I hope it works as follows.

It is enough to prove that $\int_{k\pi}^{(k+1)\pi} g(x)dx\leq \frac{1}{k^2\pi}\int_0^\pi f^+(x)dx$. If this is done, apply the inequality with $-f$ in place of $f$ and use the fact that $\int_0^\pi f^-=\int_0^\pi f^+$ to get the "reverse" inequality $\int_{k\pi}^{(k+1)\pi} g(x)dx\geq -\frac{1}{k^2\pi}\int_0^\pi f^+(x)dx$.
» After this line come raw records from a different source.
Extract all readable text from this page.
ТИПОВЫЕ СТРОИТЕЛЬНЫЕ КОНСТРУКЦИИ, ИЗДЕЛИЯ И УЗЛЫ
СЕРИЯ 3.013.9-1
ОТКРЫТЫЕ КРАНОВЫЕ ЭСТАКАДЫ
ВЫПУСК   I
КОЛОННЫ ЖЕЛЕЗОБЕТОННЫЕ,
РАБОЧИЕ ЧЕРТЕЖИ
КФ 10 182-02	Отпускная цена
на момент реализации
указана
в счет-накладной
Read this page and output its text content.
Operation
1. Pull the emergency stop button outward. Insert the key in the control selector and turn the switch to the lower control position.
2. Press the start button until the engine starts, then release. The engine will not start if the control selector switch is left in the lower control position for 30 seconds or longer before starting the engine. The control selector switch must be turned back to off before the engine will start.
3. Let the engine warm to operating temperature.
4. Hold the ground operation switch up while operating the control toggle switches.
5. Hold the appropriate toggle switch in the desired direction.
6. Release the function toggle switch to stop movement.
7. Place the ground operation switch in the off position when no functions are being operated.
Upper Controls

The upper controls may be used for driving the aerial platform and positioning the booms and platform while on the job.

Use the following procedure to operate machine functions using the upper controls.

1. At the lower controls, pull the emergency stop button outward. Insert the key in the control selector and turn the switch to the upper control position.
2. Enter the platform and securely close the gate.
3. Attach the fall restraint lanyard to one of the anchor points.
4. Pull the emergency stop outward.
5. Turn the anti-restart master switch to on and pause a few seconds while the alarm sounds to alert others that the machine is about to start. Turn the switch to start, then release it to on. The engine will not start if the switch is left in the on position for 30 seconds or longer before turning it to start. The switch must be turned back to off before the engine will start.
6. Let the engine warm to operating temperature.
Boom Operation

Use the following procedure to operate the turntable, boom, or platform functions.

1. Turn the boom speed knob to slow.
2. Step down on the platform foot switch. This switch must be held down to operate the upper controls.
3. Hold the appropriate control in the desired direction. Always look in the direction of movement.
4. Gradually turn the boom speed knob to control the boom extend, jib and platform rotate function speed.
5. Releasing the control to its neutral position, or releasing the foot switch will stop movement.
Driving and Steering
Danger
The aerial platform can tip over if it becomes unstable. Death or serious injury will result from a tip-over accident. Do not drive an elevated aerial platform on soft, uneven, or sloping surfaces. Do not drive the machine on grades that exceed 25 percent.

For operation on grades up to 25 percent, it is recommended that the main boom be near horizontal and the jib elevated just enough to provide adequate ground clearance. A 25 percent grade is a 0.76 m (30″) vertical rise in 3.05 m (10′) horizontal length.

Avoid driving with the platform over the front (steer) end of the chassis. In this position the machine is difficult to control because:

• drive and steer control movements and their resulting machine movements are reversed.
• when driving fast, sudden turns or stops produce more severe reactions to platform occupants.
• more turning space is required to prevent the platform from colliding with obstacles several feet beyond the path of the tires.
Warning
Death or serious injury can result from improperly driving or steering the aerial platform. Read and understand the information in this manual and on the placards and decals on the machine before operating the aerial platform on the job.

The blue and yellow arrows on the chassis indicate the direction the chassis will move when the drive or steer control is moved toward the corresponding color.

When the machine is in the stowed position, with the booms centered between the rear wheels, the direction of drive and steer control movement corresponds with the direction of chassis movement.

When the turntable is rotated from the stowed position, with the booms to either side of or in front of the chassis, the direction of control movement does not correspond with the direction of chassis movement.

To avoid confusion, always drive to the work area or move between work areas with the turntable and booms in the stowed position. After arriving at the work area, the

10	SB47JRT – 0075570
Now, to show that $\int_{k\pi}^{(k+1)\pi} g(x)dx\leq \frac{1}{k^2\pi}\int_0^\pi f^+(x)dx$ : \begin{eqnarray*} \int_{k\pi}^{(k+1)\pi} g(x)dx&=&\int_{k\pi}^{(k+1)\pi} \frac{f^+(x)-f^-(x)}x dx\\&=&\int_{k\pi}^{(k+1)\pi}\frac{f^+(x)}xdx-\int_{k\pi}^{(k+1)\pi} \frac{f^-(x)}xdx\\&\leq&\frac{1}{k\pi}\int_{k\pi}^{(k+1)\pi}f^+(x)dx-\frac{1}{(k+1)\pi}\int_{k\pi}^{(k+1)\pi} f^-(x)dx\\&=&\left(\frac{1}{k\pi}-\frac{1}{(k+1)\pi}\right)\int_{0}^{\pi} f^+(x)dx\\&=&\frac{1}{k(k+1)\pi}\int_{0}^{\pi} f^+(x)dx. \end{eqnarray*} The periodicity of $f$ plus $\int_0^\pi f^+(x)dx=\int_0^\pi f^-(x)dx$ are used at the 4th line.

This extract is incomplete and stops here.